Speaking at the Global Technology Governance Summit organised by the World Economic Forum, Jayesh Ranjan, Telangana principal secretary (Industries and Commerce), said the state was using 4IR technologies to double farmers’ income.
“30% of the state’s annual Budget is spent on agriculture and there are 25 pilot [projects] from intelligent crop sowing to a data marketplace, across the whole value chain,” he said.
“They are providing good outcomes at every part of the value chain, from sowing crops to harvesting.
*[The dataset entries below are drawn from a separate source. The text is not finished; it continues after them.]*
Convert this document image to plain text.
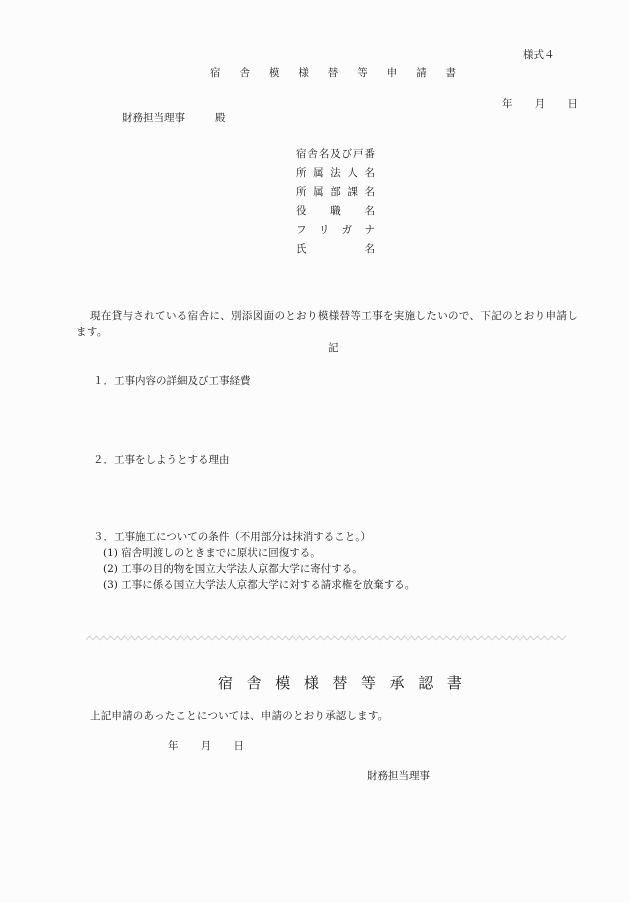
様式４
宿 舎 模 様 替 等 申 請 書
年 月 日
財務担当理事	殿
宿 舎 名 及 び 戸 番
所 属 法 人 名
所 属 部 課 名
役 職 名
フ リ ガ ナ
氏	名
現在貸与されている宿舎に、別添図面のとおり模様替等工事を実施したいので、下記のとおり申請します。
記
１．工事内容の詳細及び工事経費
２．工事をしようとする理由
３．工事施工についての条件（不用部分は抹消すること。）
(1) 宿舎明渡しのときまでに原状に回復する。
(2) 工事の目的物を国立大学法人京都大学に寄付する。
(3) 工事に係る国立大学法人京都大学に対する請求権を放棄する。
宿 舎 模 様 替 等 承 認 書
上記申請のあったことについては、申請のとおり承認します。
年 月 日
財務担当理事
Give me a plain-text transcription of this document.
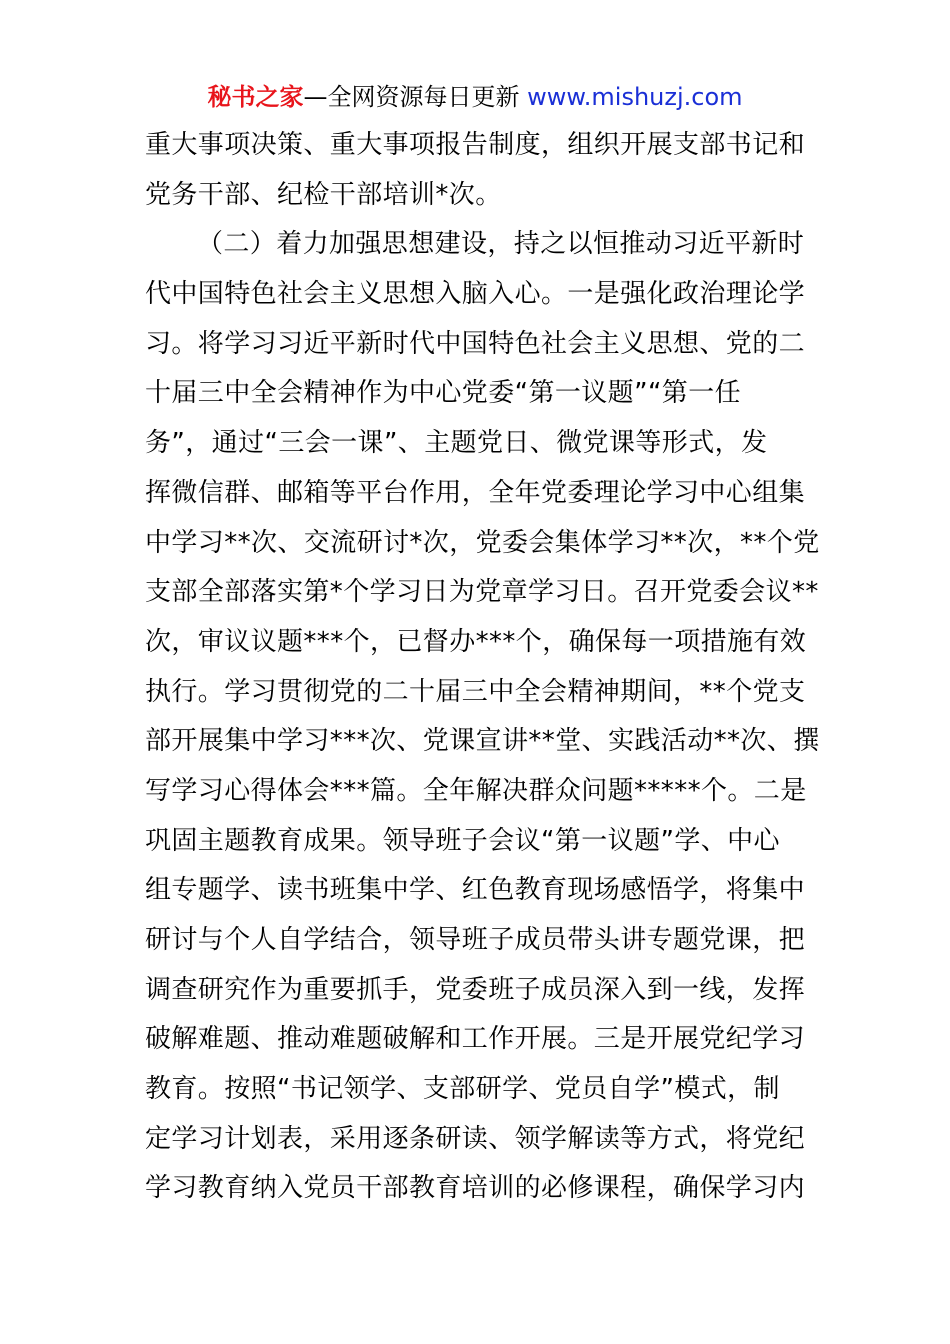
秘书之家—全网资源每日更新 www.mishuzj.com
重大事项决策、重大事项报告制度，组织开展支部书记和
党务干部、纪检干部培训*次。
（二）着力加强思想建设，持之以恒推动习近平新时
代中国特色社会主义思想入脑入心。一是强化政治理论学
习。将学习习近平新时代中国特色社会主义思想、党的二
十届三中全会精神作为中心党委“第一议题”“第一任
务”，通过“三会一课”、主题党日、微党课等形式，发
挥微信群、邮箱等平台作用，全年党委理论学习中心组集
中学习**次、交流研讨*次，党委会集体学习**次，**个党
支部全部落实第*个学习日为党章学习日。召开党委会议**
次，审议议题***个，已督办***个，确保每一项措施有效
执行。学习贯彻党的二十届三中全会精神期间，**个党支
部开展集中学习***次、党课宣讲**堂、实践活动**次、撰
写学习心得体会***篇。全年解决群众问题*****个。二是
巩固主题教育成果。领导班子会议“第一议题”学、中心
组专题学、读书班集中学、红色教育现场感悟学，将集中
研讨与个人自学结合，领导班子成员带头讲专题党课，把
调查研究作为重要抓手，党委班子成员深入到一线，发挥
破解难题、推动难题破解和工作开展。三是开展党纪学习
教育。按照“书记领学、支部研学、党员自学”模式，制
定学习计划表，采用逐条研读、领学解读等方式，将党纪
学习教育纳入党员干部教育培训的必修课程，确保学习内
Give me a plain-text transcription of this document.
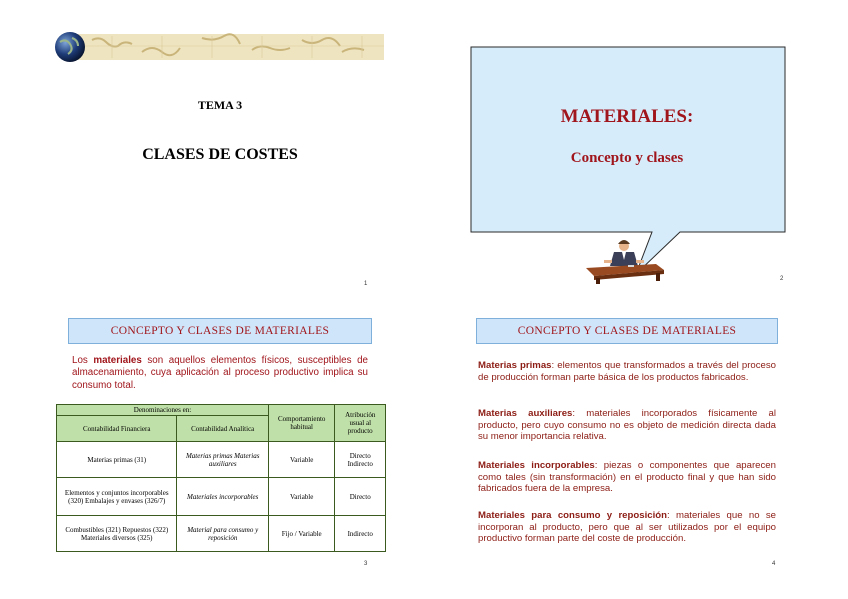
TEMA 3
CLASES DE COSTES
1
MATERIALES:
Concepto y clases
2
CONCEPTO Y CLASES DE MATERIALES
Los materiales son aquellos elementos físicos, susceptibles de almacenamiento, cuya aplicación al proceso productivo implica su consumo total.
Denominaciones en:		Comportamiento habitual	Atribución usual al producto
Contabilidad Financiera	Contabilidad Analítica		
Materias primas (31)	Materias primas Materias auxiliares	Variable	Directo Indirecto
Elementos y conjuntos incorporables (320) Embalajes y envases (326/7)	Materiales incorporables	Variable	Directo
Combustibles (321) Repuestos (322) Materiales diversos (325)	Material para consumo y reposición	Fijo / Variable	Indirecto
3
CONCEPTO Y CLASES DE MATERIALES
Materias primas: elementos que transformados a través del proceso de producción forman parte básica de los productos fabricados.
Materias auxiliares: materiales incorporados físicamente al producto, pero cuyo consumo no es objeto de medición directa dada su menor importancia relativa.
Materiales incorporables: piezas o componentes que aparecen como tales (sin transformación) en el producto final y que han sido fabricados fuera de la empresa.
Materiales para consumo y reposición: materiales que no se incorporan al producto, pero que al ser utilizados por el equipo productivo forman parte del coste de producción.
4
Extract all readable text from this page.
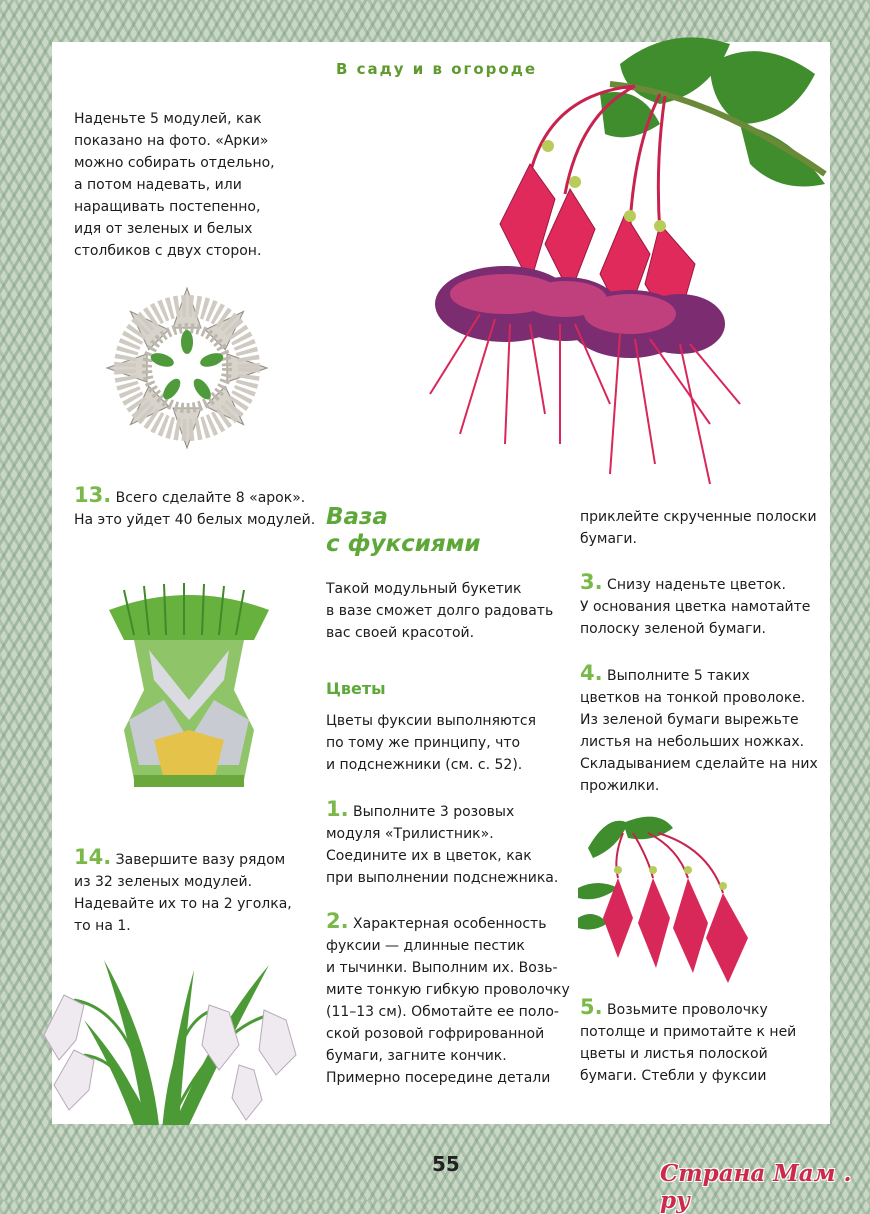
В саду и в огороде
Наденьте 5 модулей, как
показано на фото. «Арки»
можно собирать отдельно,
а потом надевать, или
наращивать постепенно,
идя от зеленых и белых
столбиков с двух сторон.
13. Всего сделайте 8 «арок».
На это уйдет 40 белых модулей.
14. Завершите вазу рядом
из 32 зеленых модулей.
Надевайте их то на 2 уголка,
то на 1.
Ваза
с фуксиями
Такой модульный букетик
в вазе сможет долго радовать
вас своей красотой.
Цветы
Цветы фуксии выполняются
по тому же принципу, что
и подснежники (см. с. 52).
1. Выполните 3 розовых
модуля «Трилистник».
Соедините их в цветок, как
при выполнении подснежника.
2. Характерная особенность
фуксии — длинные пестик
и тычинки. Выполним их. Возь-
мите тонкую гибкую проволочку
(11–13 см). Обмотайте ее поло-
ской розовой гофрированной
бумаги, загните кончик.
Примерно посередине детали
приклейте скрученные полоски
бумаги.
3. Снизу наденьте цветок.
У основания цветка намотайте
полоску зеленой бумаги.
4. Выполните 5 таких
цветков на тонкой проволоке.
Из зеленой бумаги вырежьте
листья на небольших ножках.
Складыванием сделайте на них
прожилки.
5. Возьмите проволочку
потолще и примотайте к ней
цветы и листья полоской
бумаги. Стебли у фуксии
55	Страна Мам . ру
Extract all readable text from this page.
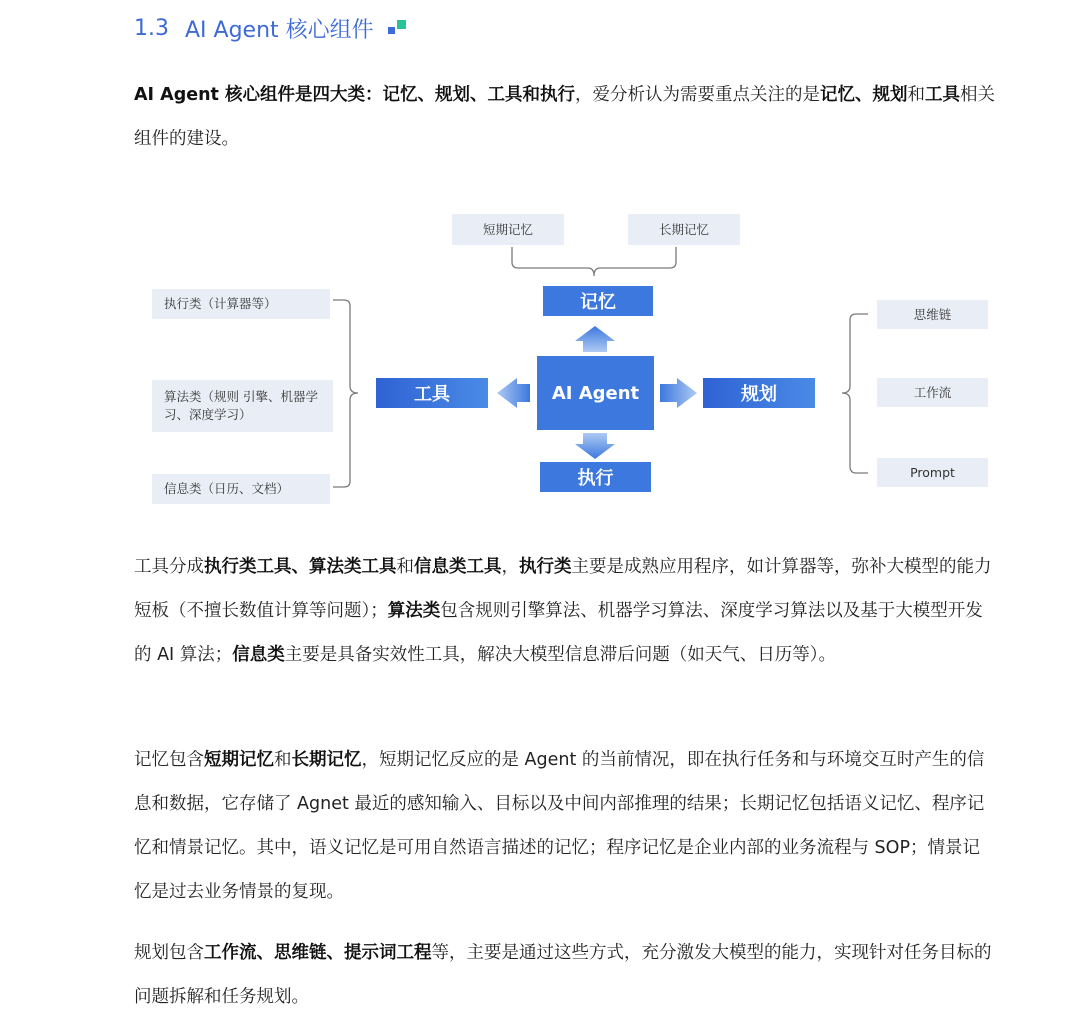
1.3 AI Agent 核心组件

AI Agent 核心组件是四大类：记忆、规划、工具和执行，爱分析认为需要重点关注的是记忆、规划和工具相关组件的建设。

短期记忆	长期记忆
记忆
AI Agent
工具	规划
执行
执行类（计算器等）
算法类（规则 引擎、机器学习、深度学习）
信息类（日历、文档）
思维链
工作流
Prompt

工具分成执行类工具、算法类工具和信息类工具，执行类主要是成熟应用程序，如计算器等，弥补大模型的能力短板（不擅长数值计算等问题）；算法类包含规则引擎算法、机器学习算法、深度学习算法以及基于大模型开发的 AI 算法；信息类主要是具备实效性工具，解决大模型信息滞后问题（如天气、日历等）。

记忆包含短期记忆和长期记忆，短期记忆反应的是 Agent 的当前情况，即在执行任务和与环境交互时产生的信息和数据，它存储了 Agnet 最近的感知输入、目标以及中间内部推理的结果；长期记忆包括语义记忆、程序记忆和情景记忆。其中，语义记忆是可用自然语言描述的记忆；程序记忆是企业内部的业务流程与 SOP；情景记忆是过去业务情景的复现。

规划包含工作流、思维链、提示词工程等，主要是通过这些方式，充分激发大模型的能力，实现针对任务目标的问题拆解和任务规划。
It’s an important national priority to double the farmers’ income,” Jayesh Ranjan said.
The virtual event was moderated by India Today TV’s executive editor Shiv Aroor.
Policy adviser to the Bangladesh government’s flagship digital transformation programme a2i, Anir Chowdhury, said there were now an unprecedented set of actors in agriculture — farmers, researchers and tech startups.
“41% of Bangladesh’s total workforce is in agriculture, but most are independent, they are less educated, and many illiterate, so we need to overcome barriers to introduce 4IR technology,” Anir Chowdhury said.
Susanna Hasenoehrl, Director, Asia, Yara Asia Pte Ltd, said financial incentives might not be enough and farmers should be empowered with knowledge.
“There are farmers without smartphones, yet digitally connected and can become more productive and sustainable,” she said.
Susanna Hasenoehrl further said that Yara had invested in apps for smallholder farmers of the world, including in India, where millions of farmers use apps to farm in a more “sustainable and climate-smart manner”.